With the default fan profile, in a 21 °C ambient room I was idling at 30 °C (30% fan) with the fan essentially being inaudible over three (3) 1k RPM Yate Loon High’s. During the benchmarking at stock speeds and voltages , the card peaked at 62 °C (Core)/48 °C (memory)/56 °C (VRM) with around 55% fan speed. Once you start getting over 60% on the fan, they do begin to make themselves known. But realistically, you wont need more than that for gaming while overclocked. At 100% fan and fully overclocked, I managed to peak at 61 °C/45 °C/53 °C on the VRM at 1.25 V in 3dMark 11.
As far as power consumption, again being the same system just with a different card and higher overclock, we are not going to see much difference here between the other cards. With the system fully overclocked at 5.3 GHz (4c/8t) 1.52 V on the CPU, and 1380/1528 MHz @ 1.299 V on the GPU, the system peaked at 344 W in 3DMark 11 combined test. In the Graphics Test 4, it peaked around 315 W. Does anyone else remember just a couple of years ago when single cards were approaching the 300W TDP ballpark on their own? My how times have changed.
Pushing the Limits
Man I love this part… I pushed this thing as far as it would go with ambient temperatures and I was not disappointed in the results. This card easily overclocked well past the previous 7870’s I had. It is possible that any changes they have made to the power delivery, and the addition of the GPU Reactor helped this thing push past what the previous two cards ran with…but I would imagine it would really earn its keep with extreme cooling considering the voltages used and sheer amount of power/current needed when under extreme cooling. I will find out about that soon and add those results in the comments thread.
That out of the way, I was able to bench some of these at 1380 (core)/1528 (memory) which is quite a bit above any of the other 7870’s I had a chance to review. MSI has an overclocking stud on its hands with this sample! I cannot wait to get this thing prepped for cold and REALLY push on it… its begging for it.
Let’s put some wrapping and a nice little bow on top of this review shall we? I really have to admit there isn’t much to complain about with this card at all. If you forced me to say something bad about it I would have to say the Twin Frozr IV fans get whiny after about 60%. However, I only expect people to be benching with the card at 100% fan speed.
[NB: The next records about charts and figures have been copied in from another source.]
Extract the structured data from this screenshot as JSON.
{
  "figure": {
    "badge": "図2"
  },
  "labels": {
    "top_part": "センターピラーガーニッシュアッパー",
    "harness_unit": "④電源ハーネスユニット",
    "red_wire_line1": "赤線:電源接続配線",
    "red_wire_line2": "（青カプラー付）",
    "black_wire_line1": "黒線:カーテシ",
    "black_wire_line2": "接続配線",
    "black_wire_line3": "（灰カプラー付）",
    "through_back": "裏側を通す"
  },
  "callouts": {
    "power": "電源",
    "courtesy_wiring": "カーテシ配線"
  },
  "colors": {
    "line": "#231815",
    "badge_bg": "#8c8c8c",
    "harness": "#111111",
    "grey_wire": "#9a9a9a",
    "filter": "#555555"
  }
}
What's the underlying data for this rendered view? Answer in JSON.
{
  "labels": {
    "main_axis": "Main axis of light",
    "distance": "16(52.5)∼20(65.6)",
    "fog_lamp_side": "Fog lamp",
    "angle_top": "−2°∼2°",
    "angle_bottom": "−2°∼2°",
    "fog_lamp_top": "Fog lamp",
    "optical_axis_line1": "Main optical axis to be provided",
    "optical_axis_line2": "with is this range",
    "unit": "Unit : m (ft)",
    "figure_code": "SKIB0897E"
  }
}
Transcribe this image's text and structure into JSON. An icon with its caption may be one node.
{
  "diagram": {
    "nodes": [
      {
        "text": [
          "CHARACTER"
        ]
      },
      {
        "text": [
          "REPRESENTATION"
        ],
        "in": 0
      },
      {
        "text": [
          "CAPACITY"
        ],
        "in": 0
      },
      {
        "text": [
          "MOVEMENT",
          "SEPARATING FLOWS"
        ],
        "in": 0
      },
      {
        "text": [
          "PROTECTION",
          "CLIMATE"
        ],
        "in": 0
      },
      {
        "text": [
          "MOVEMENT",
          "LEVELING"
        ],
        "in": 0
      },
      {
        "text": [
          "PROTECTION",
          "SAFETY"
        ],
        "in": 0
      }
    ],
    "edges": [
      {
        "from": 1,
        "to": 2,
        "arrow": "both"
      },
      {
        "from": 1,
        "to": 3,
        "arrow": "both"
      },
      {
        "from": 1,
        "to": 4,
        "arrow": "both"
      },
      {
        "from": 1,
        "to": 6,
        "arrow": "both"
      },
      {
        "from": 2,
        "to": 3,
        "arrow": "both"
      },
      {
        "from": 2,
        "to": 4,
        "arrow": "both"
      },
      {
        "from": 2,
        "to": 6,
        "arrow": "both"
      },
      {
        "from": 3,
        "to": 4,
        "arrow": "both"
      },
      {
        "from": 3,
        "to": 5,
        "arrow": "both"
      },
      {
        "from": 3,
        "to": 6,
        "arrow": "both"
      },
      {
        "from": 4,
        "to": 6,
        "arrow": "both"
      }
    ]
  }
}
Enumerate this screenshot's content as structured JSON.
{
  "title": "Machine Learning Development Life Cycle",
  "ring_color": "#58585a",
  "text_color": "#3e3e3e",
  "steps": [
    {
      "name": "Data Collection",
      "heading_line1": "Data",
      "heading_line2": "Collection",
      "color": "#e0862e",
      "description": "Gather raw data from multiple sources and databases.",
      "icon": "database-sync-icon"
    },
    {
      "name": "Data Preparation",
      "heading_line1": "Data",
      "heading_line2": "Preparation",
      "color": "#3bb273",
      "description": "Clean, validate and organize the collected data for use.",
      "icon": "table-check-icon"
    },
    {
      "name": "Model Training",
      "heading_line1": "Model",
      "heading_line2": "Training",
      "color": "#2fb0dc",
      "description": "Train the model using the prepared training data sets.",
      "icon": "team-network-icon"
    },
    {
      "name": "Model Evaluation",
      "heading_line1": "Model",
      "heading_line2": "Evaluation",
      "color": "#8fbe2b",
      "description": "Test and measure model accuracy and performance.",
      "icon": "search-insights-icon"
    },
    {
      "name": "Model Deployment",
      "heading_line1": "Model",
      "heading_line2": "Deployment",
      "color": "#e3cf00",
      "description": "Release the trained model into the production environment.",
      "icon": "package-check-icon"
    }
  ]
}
The other potential negative is with the GPU Reactor used in CrossFireX, you will need 3 slot spacing as it is just a little bit (a cm or so?) past the PCIe connector on my test bench. You may be able to fit two of these next to each other in a dual slot configuration, but you would really be putting some stress on the slot/PCB if you tried that as it would sit bent with slight pressure on it. So just know that even though its a 2-slot card, CrossFireX would be better served in a 3-slot spacing.
Let’s talk positives. Better cooling than reference in both performance and noise level? Check. Better power delivery than reference 7870’s? Check. Features such as the ‘3+3 OC kits’, Military Class III components, Digital Unlocked Power, as well as the GPU Reactor are all things to aid this card in performing better than its peers and overclocking further in the end.
The MSRP for the 7870 is $349. Currently we do not have an MSRP for the MSI R7870 HAWK. You can expect it to come in a little higher than that and be available to purchase very shortly however. So long as it is in the ballpark of that number (which we expect it to be) and fits in well with the market, I believe this card is really a good deal for those looking to overclock heavily, benchmark, or just need a great all around performer. This card is Overclockers Approved!